Son indignation ne décrut pas, car à mesure que la discussion progressait, la botaniste gothamite nota que le monoxyde de carbone empoisonnant l'atmosphère n'agissait absolument pas sur l'homme en jaune (une caractéristique supplémentaire des hyper-véloces qu'elle mémorisa, pour un futur affrontement avec Flash). Dépitée, elle n'interrompit pas pour autant les émanations émanant des plantes environnantes, considérant qu'au pire, le gaz se chargerait de neutraliser au moins une partie des sbires de l'A.I.M (et à forte concentration, le monoxyde de carbone empêcherait tout départ de flamme, ce dont ses bébés profiteraient).


« On ne peut pas canaliser la Nature. Il serait bon que l'Homme s'en souvienne. Contesta l'avatar autoproclamée de la flore, avec une note glaciale dans la voix que n'aurait pas reniée Killer Frost. Ce sont les prétentieux comme l'A.I.M. qui valent à l'humanité de subir des revers toujours plus cuisants. » Déplora-t-elle depuis son trône floral, en désignant d'un mouvement du menton ses dernières victimes pour illustrer ses propos.

L'empressement que trahissait son interlocuteur à fuir les lieux prit légèrement au dépourvu l'Empoisonneuse, qui concevait mal en quoi de simples humains pouvaient représenter le moindre risque pour un individu tel que lui. Soupçonnant qu'un gêneur (Flash ? Ou l'un de ses justiciers l'autre monde dont elle ignorerait tout ?) pressait le voleur, Pamela tourna volontairement son regard loin du sprinter sans goût vestimentaire, dédiant en apparence son attention à la contemplation d'une pousse timidement venue se lover contre elle.


« Nous ? Ronronna la séductrice, reprenant le pronom comme pour faire jouer les syllabes sur ses lèvres, frétillant comme si sa mention  concrétisait l'un de ses  fantasmes les plus secrets. Tu n'as peut-être que très peu de temps devant toi, chéri ; Mère Nature, en revanche, n'a aucun impératif de temps. Et je compte bien le rappeler également à ceux de ces petits hommes qui ont eu l'audace de l'oublier. » Décréta la tueuse aux baisers d'un timbre fort, en douchant du même coup les présomptions d'alliances émises par son interlocuteur et son envie d'accélérer les choses.

Parlant assez haut pour se faire entendre du coureur, Pamela ajouta, sans quitter le siège qui lui permettait de respirer en dépit d'un taux de dioxygène en chute libre :


« Libre à toi de fouiner en quatrième vitesse et de prendre tes jambes à ton cou si ça te chante ; moi, je ne quitte jamais un lieu sans y avoir laissé une impression... Durable.
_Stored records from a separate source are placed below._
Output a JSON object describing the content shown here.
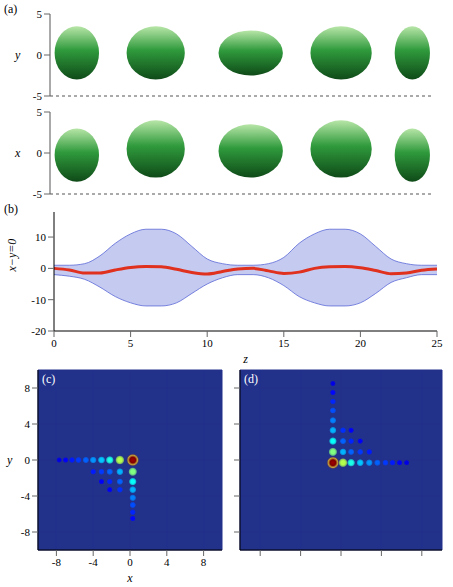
{
  "chart_data": [
    {
      "panel": "(a)",
      "type": "isosurface",
      "ylabel": "y",
      "xlabel": "x",
      "color": "#2f9a3c",
      "tick_labels": "y",
      "zlim": [
        0,
        25
      ],
      "ylim": [
        -5,
        5
      ],
      "yticks": [
        5,
        0,
        -5
      ],
      "xlim": [
        -5,
        5
      ],
      "xticks": [
        5,
        0,
        -5
      ],
      "surfaces": [
        {
          "z": [
            0.3,
            3.2
          ],
          "y": [
            -3,
            3.5
          ],
          "x": [
            -3.5,
            3
          ]
        },
        {
          "z": [
            5,
            8.8
          ],
          "y": [
            -3,
            3.5
          ],
          "x": [
            -3,
            4
          ]
        },
        {
          "z": [
            11,
            15.2
          ],
          "y": [
            -2.5,
            3
          ],
          "x": [
            -3,
            3.5
          ]
        },
        {
          "z": [
            17,
            21
          ],
          "y": [
            -3,
            3.5
          ],
          "x": [
            -3,
            4
          ]
        },
        {
          "z": [
            22.5,
            24.8
          ],
          "y": [
            -3,
            3.5
          ],
          "x": [
            -3.5,
            3
          ]
        }
      ]
    },
    {
      "panel": "(b)",
      "type": "area",
      "xlabel": "z",
      "ylabel": "x−y=0",
      "xlim": [
        0,
        25
      ],
      "xticks": [
        0,
        5,
        10,
        15,
        20,
        25
      ],
      "ylim": [
        -20,
        18
      ],
      "yticks": [
        -20,
        -10,
        0,
        10
      ],
      "x": [
        0,
        1,
        2,
        3,
        4,
        5,
        6,
        7,
        8,
        9,
        10,
        11,
        12,
        13,
        14,
        15,
        16,
        17,
        18,
        19,
        20,
        21,
        22,
        23,
        24,
        25
      ],
      "series": [
        {
          "type": "area",
          "color": "#5a68d6",
          "lower": [
            -2,
            -2.5,
            -3.5,
            -6,
            -9,
            -11,
            -12,
            -12,
            -11,
            -8,
            -5,
            -3,
            -2,
            -2,
            -3,
            -5.5,
            -9,
            -11,
            -12,
            -12,
            -11,
            -8,
            -4.5,
            -3,
            -2,
            -2
          ],
          "upper": [
            1,
            1,
            1.5,
            4,
            8,
            11,
            12.5,
            12.5,
            11,
            7,
            3,
            1.5,
            1,
            1,
            1.5,
            3.5,
            8,
            11,
            12.5,
            12.5,
            11,
            7,
            3,
            1.5,
            1,
            1
          ]
        },
        {
          "type": "line",
          "color": "#e0301e",
          "values": [
            0,
            -0.5,
            -1.5,
            -1.5,
            -0.5,
            0.3,
            0.6,
            0.5,
            -0.3,
            -1.3,
            -1.8,
            -1,
            -0.2,
            0,
            -0.8,
            -1.6,
            -1.2,
            0,
            0.5,
            0.6,
            0.2,
            -0.7,
            -1.7,
            -1.5,
            -0.6,
            -0.2
          ]
        }
      ]
    },
    {
      "panel": "(c)",
      "type": "heatmap",
      "xlabel": "x",
      "ylabel": "y",
      "color": "#22318a",
      "xlim": [
        -10,
        10
      ],
      "ylim": [
        -10,
        10
      ],
      "xticks": [
        -8,
        -4,
        0,
        4,
        8
      ],
      "yticks": [
        -8,
        -4,
        0,
        4,
        8
      ],
      "cells": [
        {
          "x": -7.7,
          "y": 0,
          "value": 0.1
        },
        {
          "x": -7,
          "y": 0,
          "value": 0.12
        },
        {
          "x": -6.3,
          "y": 0,
          "value": 0.15
        },
        {
          "x": -5.6,
          "y": 0,
          "value": 0.18
        },
        {
          "x": -4.8,
          "y": 0,
          "value": 0.22
        },
        {
          "x": -4,
          "y": 0,
          "value": 0.27
        },
        {
          "x": -3.1,
          "y": 0,
          "value": 0.32
        },
        {
          "x": -2.2,
          "y": 0,
          "value": 0.4
        },
        {
          "x": 0.3,
          "y": -6.5,
          "value": 0.13
        },
        {
          "x": 0.3,
          "y": -5.8,
          "value": 0.16
        },
        {
          "x": 0.3,
          "y": -5,
          "value": 0.2
        },
        {
          "x": 0.3,
          "y": -4.2,
          "value": 0.25
        },
        {
          "x": 0.3,
          "y": -3.3,
          "value": 0.3
        },
        {
          "x": 0.3,
          "y": -2.4,
          "value": 0.38
        },
        {
          "x": -2.2,
          "y": -3.3,
          "value": 0.12
        },
        {
          "x": -3.1,
          "y": -2.4,
          "value": 0.12
        },
        {
          "x": -1.1,
          "y": -3.3,
          "value": 0.17
        },
        {
          "x": -2.2,
          "y": -2.4,
          "value": 0.16
        },
        {
          "x": -1.1,
          "y": -2.4,
          "value": 0.22
        },
        {
          "x": -4,
          "y": -1.3,
          "value": 0.15
        },
        {
          "x": -3.1,
          "y": -1.3,
          "value": 0.18
        },
        {
          "x": -2.2,
          "y": -1.3,
          "value": 0.22
        },
        {
          "x": -1.1,
          "y": -1.3,
          "value": 0.3
        },
        {
          "x": -1.1,
          "y": 0,
          "value": 0.55
        },
        {
          "x": 0.3,
          "y": -1.3,
          "value": 0.5
        },
        {
          "x": 0.3,
          "y": 0,
          "value": 1
        }
      ]
    },
    {
      "panel": "(d)",
      "type": "heatmap",
      "color": "#22318a",
      "tick_labels": false,
      "xlim": [
        -10,
        10
      ],
      "ylim": [
        -10,
        10
      ],
      "xticks": [
        -8,
        -4,
        0,
        4,
        8
      ],
      "yticks": [
        -8,
        -4,
        0,
        4,
        8
      ],
      "cells": [
        {
          "x": 6.5,
          "y": -0.3,
          "value": 0.1
        },
        {
          "x": 5.8,
          "y": -0.3,
          "value": 0.12
        },
        {
          "x": 5.1,
          "y": -0.3,
          "value": 0.15
        },
        {
          "x": 4.4,
          "y": -0.3,
          "value": 0.18
        },
        {
          "x": 3.6,
          "y": -0.3,
          "value": 0.22
        },
        {
          "x": 2.8,
          "y": -0.3,
          "value": 0.27
        },
        {
          "x": 1.9,
          "y": -0.3,
          "value": 0.32
        },
        {
          "x": 1.0,
          "y": -0.3,
          "value": 0.4
        },
        {
          "x": -0.8,
          "y": 8.5,
          "value": 0.1
        },
        {
          "x": -0.8,
          "y": 7.5,
          "value": 0.13
        },
        {
          "x": -0.8,
          "y": 6.5,
          "value": 0.16
        },
        {
          "x": -0.8,
          "y": 5.5,
          "value": 0.2
        },
        {
          "x": -0.8,
          "y": 4.4,
          "value": 0.25
        },
        {
          "x": -0.8,
          "y": 3.3,
          "value": 0.3
        },
        {
          "x": -0.8,
          "y": 2.1,
          "value": 0.38
        },
        {
          "x": 1.0,
          "y": 3.3,
          "value": 0.12
        },
        {
          "x": 1.9,
          "y": 2.1,
          "value": 0.12
        },
        {
          "x": 0.2,
          "y": 3.3,
          "value": 0.17
        },
        {
          "x": 1.0,
          "y": 2.1,
          "value": 0.16
        },
        {
          "x": 0.2,
          "y": 2.1,
          "value": 0.22
        },
        {
          "x": 2.8,
          "y": 0.9,
          "value": 0.15
        },
        {
          "x": 1.9,
          "y": 0.9,
          "value": 0.18
        },
        {
          "x": 1.0,
          "y": 0.9,
          "value": 0.22
        },
        {
          "x": 0.2,
          "y": 0.9,
          "value": 0.3
        },
        {
          "x": 0.2,
          "y": -0.3,
          "value": 0.55
        },
        {
          "x": -0.8,
          "y": 0.9,
          "value": 0.5
        },
        {
          "x": -0.8,
          "y": -0.3,
          "value": 1
        }
      ]
    }
  ]
}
Fit la biologiste, en donnant par sa seule prononciation à ce dernier mot une connotation suggestive. Je ne suis pas venue pour racler les fonds de tiroir en espérant partir assez vite pour être oubliée ; je suis venue faire du cas de monsieur Kearson Dewitt un exemple qui incitera d'autres imbéciles à couper les ponts avec l'A.I.M.... Révéla – un peu involontairement – la militante aux cheveux roux, avant de conclure sur une notre plus calme : ... De toute manière, il n'y a ici rien qui soit dédié à l'étude des végétaux, ou de la vie en générale. Que du métal, de l'acier, et des alliages, d'une froideur mortelle. » Admit Ivy qui, sinon (et en dépit de ses dires), se serait également servie dans les tiroirs du bâtiment.